- Downey at Dragon Con in 2026
- Born: 16 August 1950 (age 76) United States
- Organization: The Freethought Society

= Margaret Downey =

American nontheist activist

Margaret Downey (born August 16, 1950) is an American nontheist activist who is a former President of Atheist Alliance International and founder and president of the Freethought Society (formerly Freethought Society of Greater Philadelphia). She also founded the Anti-Discrimination Support Network, which reports and helps deal with discrimination against atheists.

==Early life==
Downey grew up with a Puerto Rican mother and an Irish father. When her father left, she adopted a family friend "Uncle Floyd" as a father-figure who encouraged Downey to become an atheist.

==Activism==
Downey has been active in a variety of causes including feminism and anti-smoking campaigns before becoming a public representative of atheism.

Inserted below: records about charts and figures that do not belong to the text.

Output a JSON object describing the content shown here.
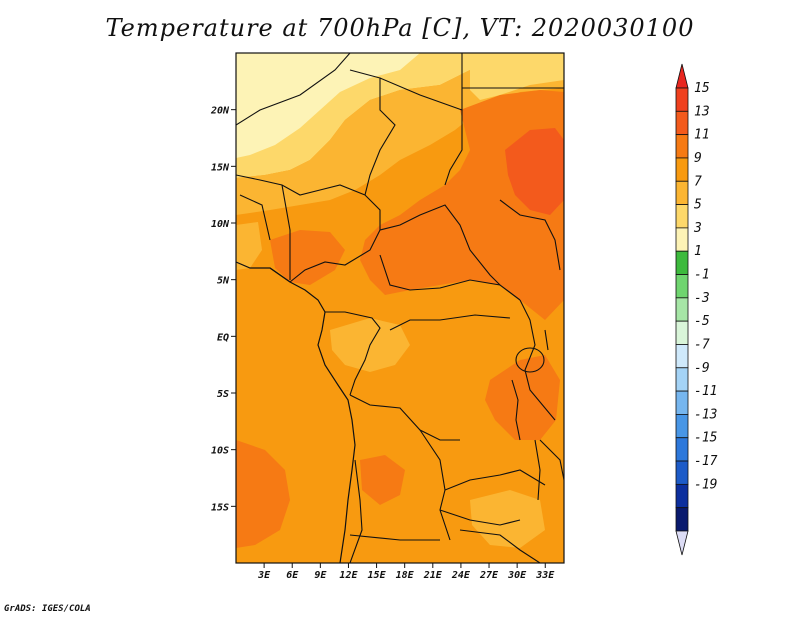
{
  "title": "Temperature at 700hPa [C], VT: 2020030100",
  "credit": "GrADS: IGES/COLA",
  "map": {
    "lon_range": [
      0,
      35
    ],
    "lat_range": [
      -20,
      25
    ],
    "lon_ticks": [
      {
        "value": 3,
        "label": "3E"
      },
      {
        "value": 6,
        "label": "6E"
      },
      {
        "value": 9,
        "label": "9E"
      },
      {
        "value": 12,
        "label": "12E"
      },
      {
        "value": 15,
        "label": "15E"
      },
      {
        "value": 18,
        "label": "18E"
      },
      {
        "value": 21,
        "label": "21E"
      },
      {
        "value": 24,
        "label": "24E"
      },
      {
        "value": 27,
        "label": "27E"
      },
      {
        "value": 30,
        "label": "30E"
      },
      {
        "value": 33,
        "label": "33E"
      }
    ],
    "lat_ticks": [
      {
        "value": 20,
        "label": "20N"
      },
      {
        "value": 15,
        "label": "15N"
      },
      {
        "value": 10,
        "label": "10N"
      },
      {
        "value": 5,
        "label": "5N"
      },
      {
        "value": 0,
        "label": "EQ"
      },
      {
        "value": -5,
        "label": "5S"
      },
      {
        "value": -10,
        "label": "10S"
      },
      {
        "value": -15,
        "label": "15S"
      }
    ]
  },
  "colorbar": {
    "top_color": "#e8261f",
    "bottom_color": "#dcdcf5",
    "bins": [
      {
        "label": "15",
        "color": "#f0401e"
      },
      {
        "label": "13",
        "color": "#f35a1c"
      },
      {
        "label": "11",
        "color": "#f67a14"
      },
      {
        "label": "9",
        "color": "#f89a10"
      },
      {
        "label": "7",
        "color": "#fbb532"
      },
      {
        "label": "5",
        "color": "#fdd86a"
      },
      {
        "label": "3",
        "color": "#fdf3b6"
      },
      {
        "label": "1",
        "color": "#3dba3d"
      },
      {
        "label": "-1",
        "color": "#6fd56f"
      },
      {
        "label": "-3",
        "color": "#a6e6a6"
      },
      {
        "label": "-5",
        "color": "#d9f5d9"
      },
      {
        "label": "-7",
        "color": "#cfe9fb"
      },
      {
        "label": "-9",
        "color": "#a4d3f6"
      },
      {
        "label": "-11",
        "color": "#76b6ef"
      },
      {
        "label": "-13",
        "color": "#4896e6"
      },
      {
        "label": "-15",
        "color": "#2d78db"
      },
      {
        "label": "-17",
        "color": "#1d5bc8"
      },
      {
        "label": "-19",
        "color": "#0c2f9e"
      },
      {
        "label": "",
        "color": "#091a6e"
      }
    ]
  }
}
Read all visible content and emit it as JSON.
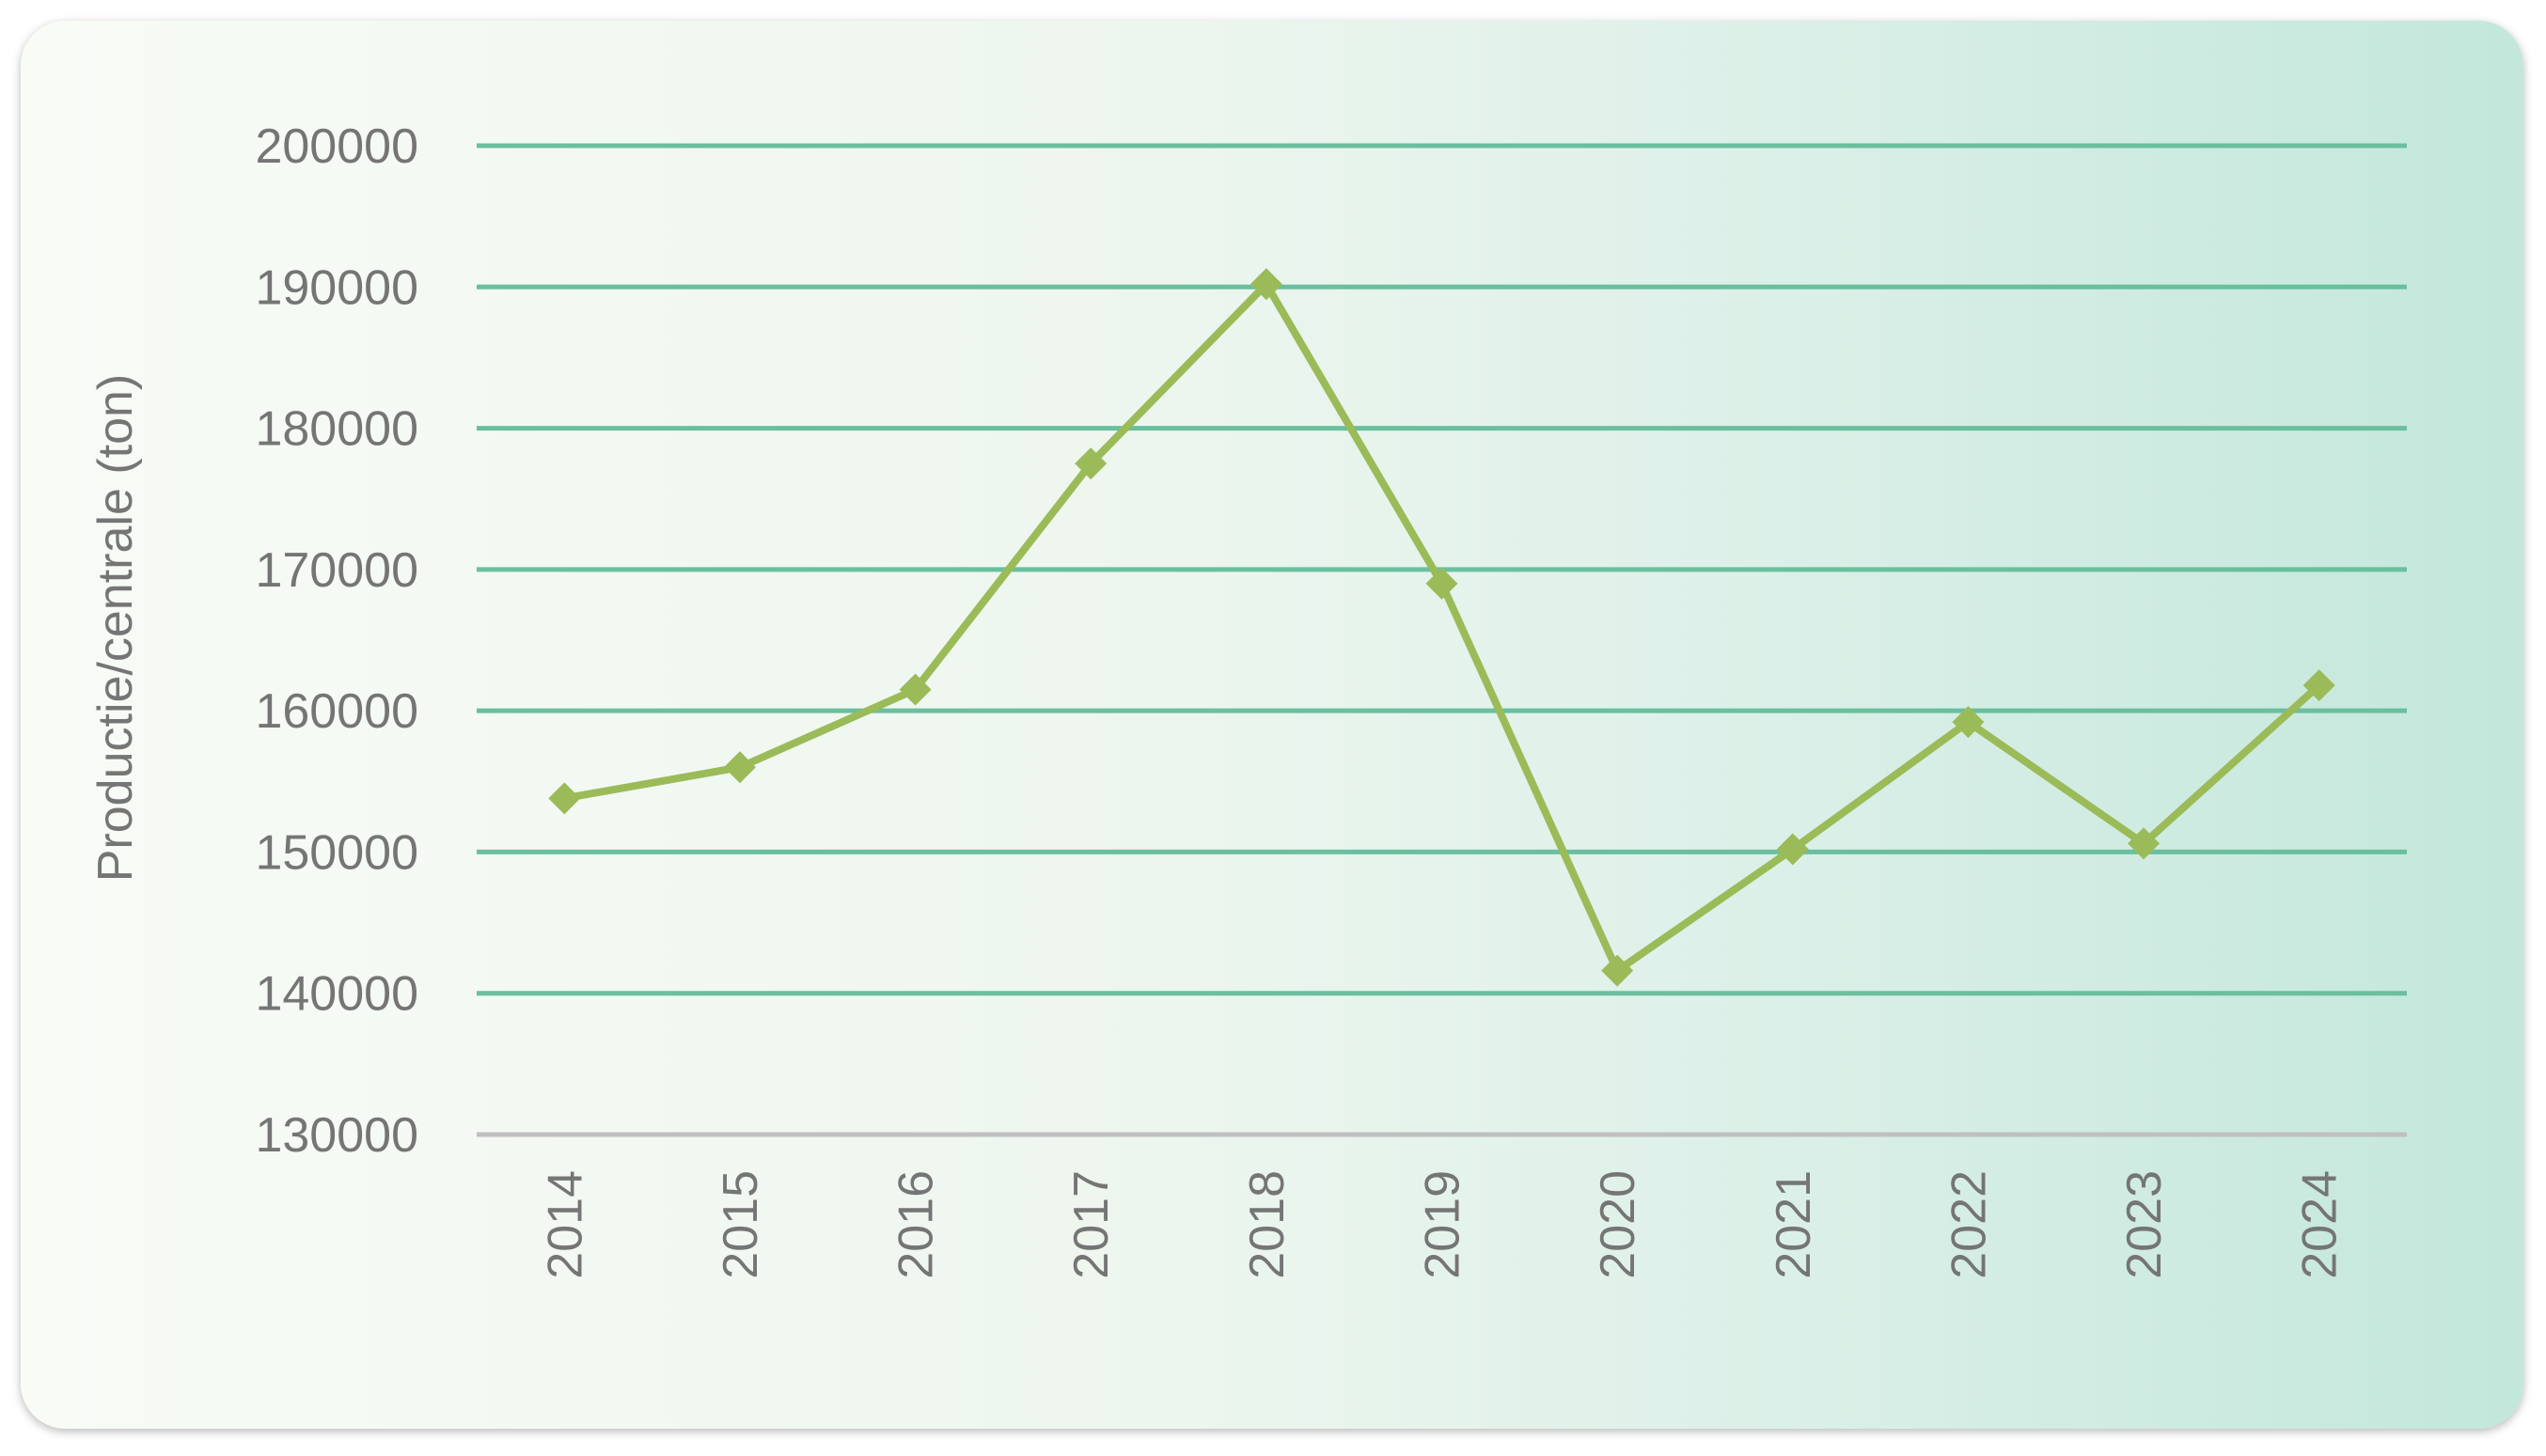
{
  "chart_data": {
    "type": "line",
    "ylabel": "Productie/centrale (ton)",
    "xlabel": "",
    "categories": [
      "2014",
      "2015",
      "2016",
      "2017",
      "2018",
      "2019",
      "2020",
      "2021",
      "2022",
      "2023",
      "2024"
    ],
    "series": [
      {
        "values": [
          153800,
          156000,
          161500,
          177500,
          190200,
          169000,
          141600,
          150200,
          159200,
          150600,
          161800
        ]
      }
    ],
    "ylim": [
      130000,
      200000
    ],
    "yticks": [
      130000,
      140000,
      150000,
      160000,
      170000,
      180000,
      190000,
      200000
    ],
    "grid": true,
    "legend": "none",
    "colors": {
      "line": "#9bbb59",
      "grid": "#6abf9e",
      "baseline": "#c0c0c0",
      "text": "#757575"
    }
  }
}
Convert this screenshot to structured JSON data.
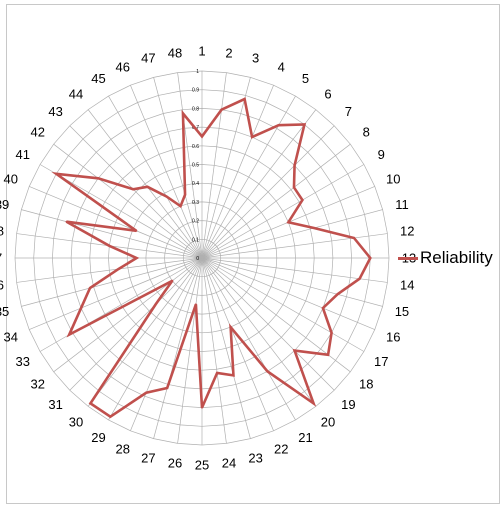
{
  "chart_data": {
    "type": "radar",
    "categories": [
      "1",
      "2",
      "3",
      "4",
      "5",
      "6",
      "7",
      "8",
      "9",
      "10",
      "11",
      "12",
      "13",
      "14",
      "15",
      "16",
      "17",
      "18",
      "19",
      "20",
      "21",
      "22",
      "23",
      "24",
      "25",
      "26",
      "27",
      "28",
      "29",
      "30",
      "31",
      "32",
      "33",
      "34",
      "35",
      "36",
      "37",
      "38",
      "39",
      "40",
      "41",
      "42",
      "43",
      "44",
      "45",
      "46",
      "47",
      "48"
    ],
    "series": [
      {
        "name": "Reliability",
        "color": "#c0504d",
        "values": [
          0.65,
          0.8,
          0.88,
          0.7,
          0.82,
          0.9,
          0.7,
          0.62,
          0.62,
          0.5,
          0.62,
          0.82,
          0.9,
          0.85,
          0.75,
          0.7,
          0.8,
          0.85,
          0.7,
          0.98,
          0.7,
          0.4,
          0.65,
          0.62,
          0.8,
          0.25,
          0.72,
          0.78,
          0.98,
          0.98,
          0.35,
          0.2,
          0.82,
          0.7,
          0.62,
          0.45,
          0.35,
          0.5,
          0.75,
          0.38,
          0.9,
          0.7,
          0.52,
          0.48,
          0.38,
          0.3,
          0.35,
          0.78
        ]
      }
    ],
    "rlim": [
      0,
      1
    ],
    "ticks": [
      "0",
      "0.1",
      "0.2",
      "0.3",
      "0.4",
      "0.5",
      "0.6",
      "0.7",
      "0.8",
      "0.9",
      "1"
    ],
    "grid": true,
    "legend": "right"
  }
}
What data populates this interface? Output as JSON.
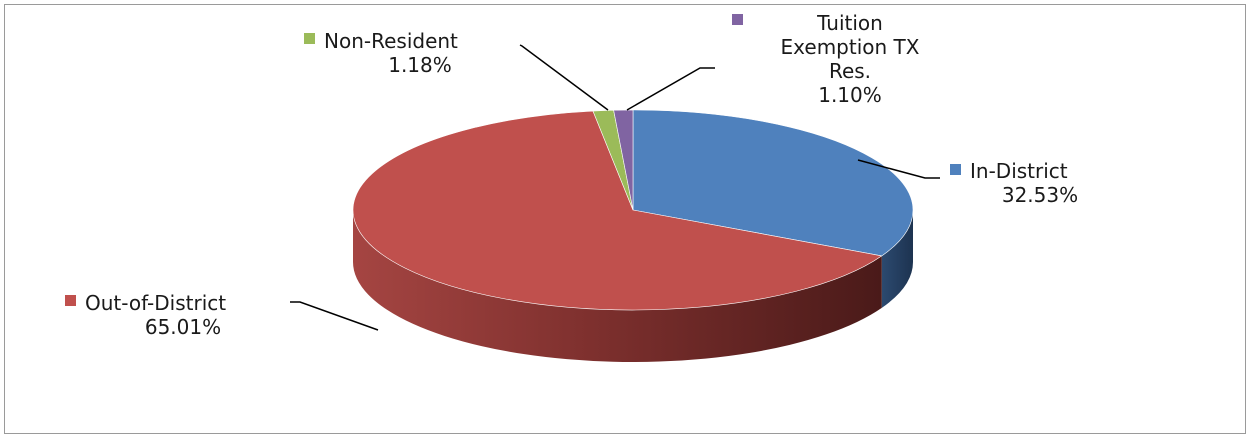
{
  "chart_data": {
    "type": "pie",
    "title": "",
    "style": "3d-exploded-none",
    "legend": "none",
    "categories": [
      "In-District",
      "Out-of-District",
      "Non-Resident",
      "Tuition Exemption TX Res."
    ],
    "values": [
      32.53,
      65.01,
      1.18,
      1.1
    ],
    "value_labels": [
      "32.53%",
      "65.01%",
      "1.18%",
      "1.10%"
    ],
    "label_lines": {
      "In-District": [
        "In-District"
      ],
      "Out-of-District": [
        "Out-of-District"
      ],
      "Non-Resident": [
        "Non-Resident"
      ],
      "Tuition Exemption TX Res.": [
        "Tuition",
        "Exemption TX",
        "Res."
      ]
    },
    "colors": {
      "In-District": "#4f81bd",
      "Out-of-District": "#c0504d",
      "Non-Resident": "#9bbb59",
      "Tuition Exemption TX Res.": "#8064a2"
    }
  }
}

Her first major involvement as a publicly active nontheist was when her son Matthew was not allowed to renew his membership in the Boy Scouts of America since he was raised in a nontheist household. This led to Margaret Downey v. Boy Scouts of America, which did not go far in the courts before the United States Supreme Court's 2000 decision in Boy Scouts of America v. Dale that the Boy Scouts constituted a private organization and could thus choose their own membership criteria, thus preventing Downey from taking her case further. Since then Downey has been a prominent public representative of atheism in the United States as well as representing atheists and other non-theists at United Nations conferences. Her work has been incorporated into United Nations reports on religious discrimination.

She is also affiliated with a variety of other organizations that promote atheism and the separation of church and state such as Freedom From Religion Foundation of which she is a board member and the American Humanist Association of which she is a past board member. In 2003 she was one of the signers of the Humanist Manifesto.